〜Midnight Eden〜 episode4.【月影】
 〈agent《エイジェント》〉はアプリをインストールすると特殊なコンピューターウイルスが作動する。アプリ利用者のスマートフォン端末の個人情報を抜き取るウイルスは、伶が“ジョーカー”と名付けた。

 伶のパソコンにはプレイヤーのゲーム内容とプレイ時間、ゲーム内の課金額、〈agent〉ゲームの情報が日経データとなって送られる。

 悪役体験型のクライムアクションゲームでは様々なストーリーが展開していく。バーチャル空間でプレイヤーは相手を殺すためのアイテムの課金をし、どのように殺すか考えを巡らせる。
全アイテムに課金した場合の最大金額は八万円だ。

警察や探偵に見つからないよう殺人を遂行できればゲームクリア、探偵に犯罪を見抜かれたり警察に捕まればゲームオーバー。

 東京二十三区在住、八万の課金、ゲームクリア率が高い、アプリ利用歴が3ヶ月以上、1日のプレイ時間が60分以上。
この条件をすべて満たしたプレイヤーから、さらに選りすぐって伶が選んだ利用者にのみ、次なるステージの扉が開かれる。

それが〈agentご依頼受付ホーム〉と呼ばれるエイジェントの管理者へのメール送信機能。
使い方は簡単。
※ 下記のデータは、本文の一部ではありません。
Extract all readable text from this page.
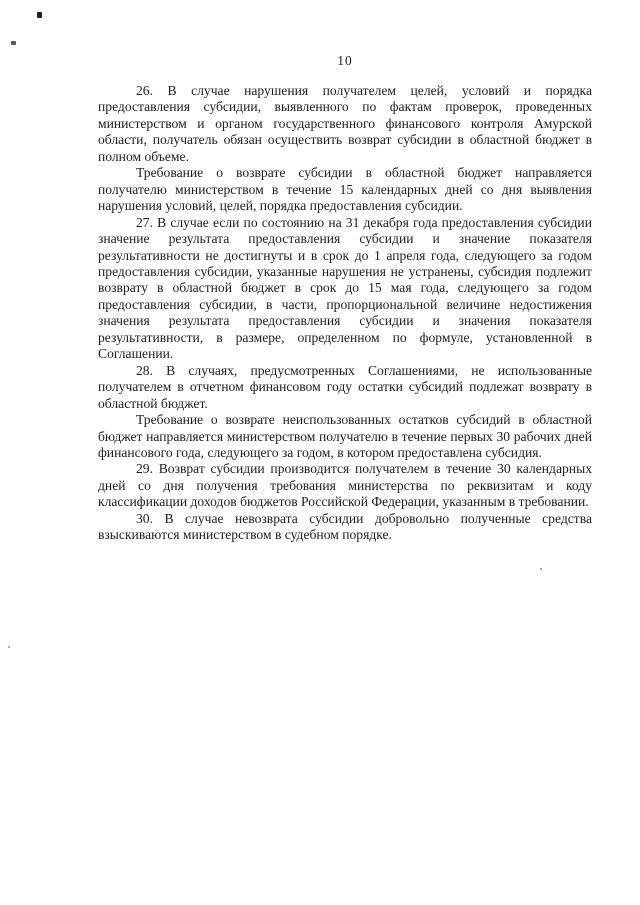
10

26. В случае нарушения получателем целей, условий и порядка предоставления субсидии, выявленного по фактам проверок, проведенных министерством и органом государственного финансового контроля Амурской области, получатель обязан осуществить возврат субсидии в областной бюджет в полном объеме.

Требование о возврате субсидии в областной бюджет направляется получателю министерством в течение 15 календарных дней со дня выявления нарушения условий, целей, порядка предоставления субсидии.

27. В случае если по состоянию на 31 декабря года предоставления субсидии значение результата предоставления субсидии и значение показателя результативности не достигнуты и в срок до 1 апреля года, следующего за годом предоставления субсидии, указанные нарушения не устранены, субсидия подлежит возврату в областной бюджет в срок до 15 мая года, следующего за годом предоставления субсидии, в части, пропорциональной величине недостижения значения результата предоставления субсидии и значения показателя результативности, в размере, определенном по формуле, установленной в Соглашении.

28. В случаях, предусмотренных Соглашениями, не использованные получателем в отчетном финансовом году остатки субсидий подлежат возврату в областной бюджет.

Требование о возврате неиспользованных остатков субсидий в областной бюджет направляется министерством получателю в течение первых 30 рабочих дней финансового года, следующего за годом, в котором предоставлена субсидия.

29. Возврат субсидии производится получателем в течение 30 календарных дней со дня получения требования министерства по реквизитам и коду классификации доходов бюджетов Российской Федерации, указанным в требовании.

30. В случае невозврата субсидии добровольно полученные средства взыскиваются министерством в судебном порядке.
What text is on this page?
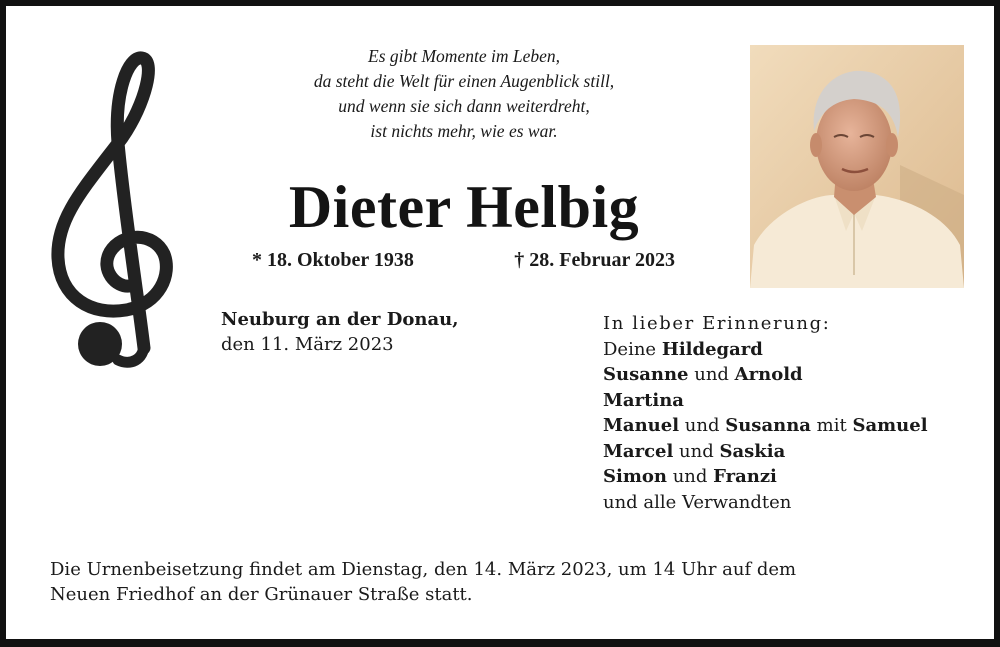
Es gibt Momente im Leben,
da steht die Welt für einen Augenblick still,
und wenn sie sich dann weiterdreht,
ist nichts mehr, wie es war.
Dieter Helbig
* 18. Oktober 1938	† 28. Februar 2023
Neuburg an der Donau,
den 11. März 2023
In lieber Erinnerung:
Deine Hildegard
Susanne und Arnold
Martina
Manuel und Susanna mit Samuel
Marcel und Saskia
Simon und Franzi
und alle Verwandten
Die Urnenbeisetzung findet am Dienstag, den 14. März 2023, um 14 Uhr auf dem
Neuen Friedhof an der Grünauer Straße statt.
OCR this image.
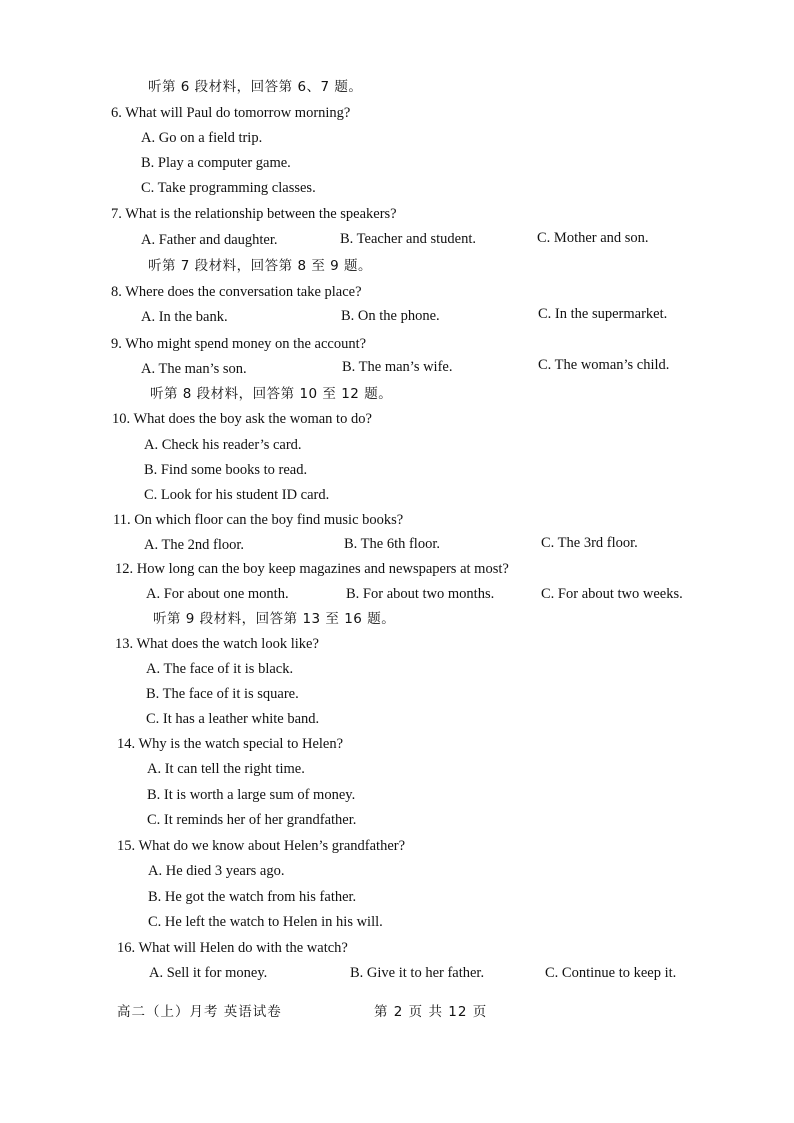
听第 6 段材料，回答第 6、7 题。
6. What will Paul do tomorrow morning?
A. Go on a field trip.
B. Play a computer game.
C. Take programming classes.
7. What is the relationship between the speakers?
A. Father and daughter.	B. Teacher and student.	C. Mother and son.
听第 7 段材料，回答第 8 至 9 题。
8. Where does the conversation take place?
A. In the bank.	B. On the phone.	C. In the supermarket.
9. Who might spend money on the account?
A. The man’s son.	B. The man’s wife.	C. The woman’s child.
听第 8 段材料，回答第 10 至 12 题。
10. What does the boy ask the woman to do?
A. Check his reader’s card.
B. Find some books to read.
C. Look for his student ID card.
11. On which floor can the boy find music books?
A. The 2nd floor.	B. The 6th floor.	C. The 3rd floor.
12. How long can the boy keep magazines and newspapers at most?
A. For about one month.	B. For about two months.	C. For about two weeks.
听第 9 段材料，回答第 13 至 16 题。
13. What does the watch look like?
A. The face of it is black.
B. The face of it is square.
C. It has a leather white band.
14. Why is the watch special to Helen?
A. It can tell the right time.
B. It is worth a large sum of money.
C. It reminds her of her grandfather.
15. What do we know about Helen’s grandfather?
A. He died 3 years ago.
B. He got the watch from his father.
C. He left the watch to Helen in his will.
16. What will Helen do with the watch?
A. Sell it for money.	B. Give it to her father.	C. Continue to keep it.
高二（上）月考 英语试卷	第 2 页 共 12 页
メッセージボードに殺人代行を依頼するために必要な、自分とターゲットの個人情報を入力して送信するだけ。

 送信した代行依頼メールは1時間後に利用者のアプリ内から自動的に消去される。
メッセージボードの〈ご依頼受付フォーム〉は〈ご意見受付フォーム〉に生まれ変わり、一見するとゲームの意見や感想をアプリの運営側に伝えるメッセージ機能にしか見えない。

 次にメッセージボードにエイジェントからメールが届くのは、エイジェント側が殺人代行の受付を完了した時。
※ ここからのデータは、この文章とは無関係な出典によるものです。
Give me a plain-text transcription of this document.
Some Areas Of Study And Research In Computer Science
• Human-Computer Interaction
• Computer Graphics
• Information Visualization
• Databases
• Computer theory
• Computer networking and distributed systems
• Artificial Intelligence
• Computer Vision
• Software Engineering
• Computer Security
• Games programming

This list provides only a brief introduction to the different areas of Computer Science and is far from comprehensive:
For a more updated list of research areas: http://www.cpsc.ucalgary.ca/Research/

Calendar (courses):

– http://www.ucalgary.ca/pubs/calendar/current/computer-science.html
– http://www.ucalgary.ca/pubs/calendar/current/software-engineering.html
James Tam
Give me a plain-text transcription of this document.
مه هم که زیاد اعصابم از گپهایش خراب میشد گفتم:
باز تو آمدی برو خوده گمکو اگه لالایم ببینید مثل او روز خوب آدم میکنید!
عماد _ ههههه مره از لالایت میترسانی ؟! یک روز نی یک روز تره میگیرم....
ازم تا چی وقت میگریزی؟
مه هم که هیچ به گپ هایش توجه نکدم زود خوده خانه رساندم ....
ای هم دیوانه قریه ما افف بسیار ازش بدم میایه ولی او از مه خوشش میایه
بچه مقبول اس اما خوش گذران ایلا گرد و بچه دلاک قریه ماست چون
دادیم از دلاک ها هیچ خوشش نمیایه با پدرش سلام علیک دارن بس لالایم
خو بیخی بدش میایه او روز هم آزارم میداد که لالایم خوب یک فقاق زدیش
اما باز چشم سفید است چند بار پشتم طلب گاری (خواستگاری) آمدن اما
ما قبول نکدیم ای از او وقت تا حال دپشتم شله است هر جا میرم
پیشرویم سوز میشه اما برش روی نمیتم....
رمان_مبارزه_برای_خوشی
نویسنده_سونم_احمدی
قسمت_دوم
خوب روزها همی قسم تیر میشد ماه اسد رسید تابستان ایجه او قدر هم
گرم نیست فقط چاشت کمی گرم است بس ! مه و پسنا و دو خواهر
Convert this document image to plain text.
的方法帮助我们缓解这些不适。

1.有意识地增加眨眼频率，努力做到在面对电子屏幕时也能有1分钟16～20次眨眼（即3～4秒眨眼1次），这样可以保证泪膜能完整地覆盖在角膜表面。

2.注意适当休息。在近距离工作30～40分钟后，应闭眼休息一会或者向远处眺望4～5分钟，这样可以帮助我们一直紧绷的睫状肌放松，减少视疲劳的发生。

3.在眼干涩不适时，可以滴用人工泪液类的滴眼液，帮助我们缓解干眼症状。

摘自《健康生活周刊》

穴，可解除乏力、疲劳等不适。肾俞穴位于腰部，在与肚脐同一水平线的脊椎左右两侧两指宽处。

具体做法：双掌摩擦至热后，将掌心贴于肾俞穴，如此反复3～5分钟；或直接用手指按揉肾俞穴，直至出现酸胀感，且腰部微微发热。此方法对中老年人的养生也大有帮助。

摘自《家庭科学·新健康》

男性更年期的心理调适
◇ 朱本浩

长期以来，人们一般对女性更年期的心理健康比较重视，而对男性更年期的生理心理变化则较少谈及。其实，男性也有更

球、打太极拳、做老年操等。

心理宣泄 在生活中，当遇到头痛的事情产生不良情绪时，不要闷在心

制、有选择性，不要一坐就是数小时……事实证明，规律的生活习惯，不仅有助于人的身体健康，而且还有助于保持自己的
これは依頼料の受け渡し方法のメールだ。利用者はエイジェントに指定された都内の駅のコインロッカーに依頼料の十万円を預け、コインロッカーの番号と取り出しに必要な暗証番号をメッセージボードのメール機能を使ってエイジェントに伝える。

 受け渡しに際してのエイジェントと利用者のメールも、十万円を受け取った後に伶が利用者のメッセージボードから二つのメールを削除している。万一、警察が利用者のアプリを調べても復讐代行依頼の形跡を発見できなくするためだ。
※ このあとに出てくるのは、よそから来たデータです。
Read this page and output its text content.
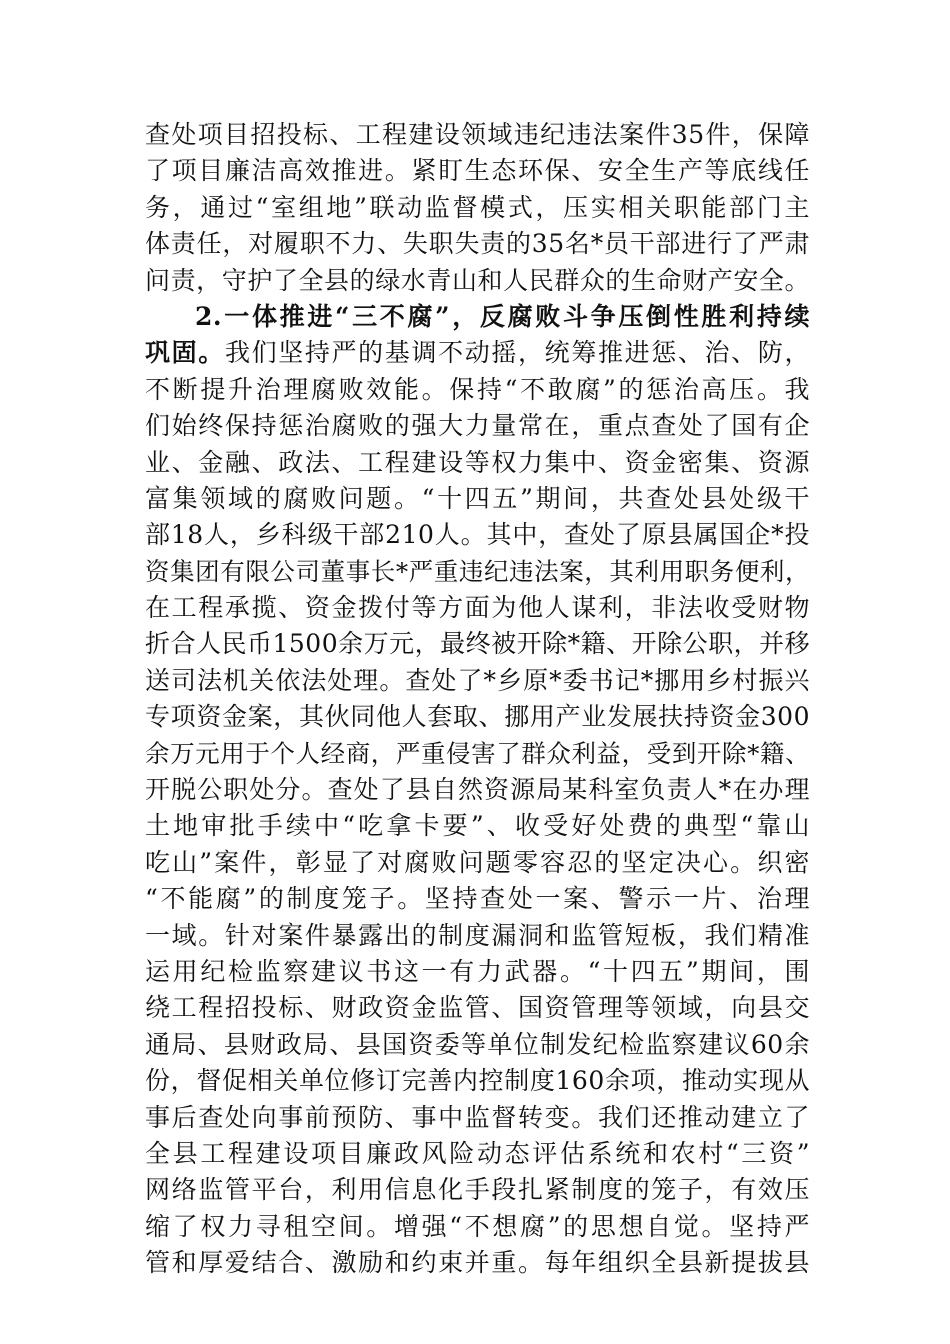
查处项目招投标、工程建设领域违纪违法案件35件，保障
了项目廉洁高效推进。紧盯生态环保、安全生产等底线任
务，通过“室组地”联动监督模式，压实相关职能部门主
体责任，对履职不力、失职失责的35名*员干部进行了严肃
问责，守护了全县的绿水青山和人民群众的生命财产安全。
2.一体推进“三不腐”，反腐败斗争压倒性胜利持续
巩固。我们坚持严的基调不动摇，统筹推进惩、治、防，
不断提升治理腐败效能。保持“不敢腐”的惩治高压。我
们始终保持惩治腐败的强大力量常在，重点查处了国有企
业、金融、政法、工程建设等权力集中、资金密集、资源
富集领域的腐败问题。“十四五”期间，共查处县处级干
部18人，乡科级干部210人。其中，查处了原县属国企*投
资集团有限公司董事长*严重违纪违法案，其利用职务便利，
在工程承揽、资金拨付等方面为他人谋利，非法收受财物
折合人民币1500余万元，最终被开除*籍、开除公职，并移
送司法机关依法处理。查处了*乡原*委书记*挪用乡村振兴
专项资金案，其伙同他人套取、挪用产业发展扶持资金300
余万元用于个人经商，严重侵害了群众利益，受到开除*籍、
开脱公职处分。查处了县自然资源局某科室负责人*在办理
土地审批手续中“吃拿卡要”、收受好处费的典型“靠山
吃山”案件，彰显了对腐败问题零容忍的坚定决心。织密
“不能腐”的制度笼子。坚持查处一案、警示一片、治理
一域。针对案件暴露出的制度漏洞和监管短板，我们精准
运用纪检监察建议书这一有力武器。“十四五”期间，围
绕工程招投标、财政资金监管、国资管理等领域，向县交
通局、县财政局、县国资委等单位制发纪检监察建议60余
份，督促相关单位修订完善内控制度160余项，推动实现从
事后查处向事前预防、事中监督转变。我们还推动建立了
全县工程建设项目廉政风险动态评估系统和农村“三资”
网络监管平台，利用信息化手段扎紧制度的笼子，有效压
缩了权力寻租空间。增强“不想腐”的思想自觉。坚持严
管和厚爱结合、激励和约束并重。每年组织全县新提拔县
 これが復讐代行依頼の流れ。アプリ利用者の位置情報は利用者がアプリをスマートフォンにインストールしている限り、常にエイジェントに筒抜けだ。

依頼に必要な個人情報の記載は了承しても、位置情報までもエイジェントに抜き取られている実態を利用者は知らない。2ヶ月前の夏の夜、バイト帰りの芹沢小夏を殺すことも、彼女の位置情報を掌握する伶には容易だった。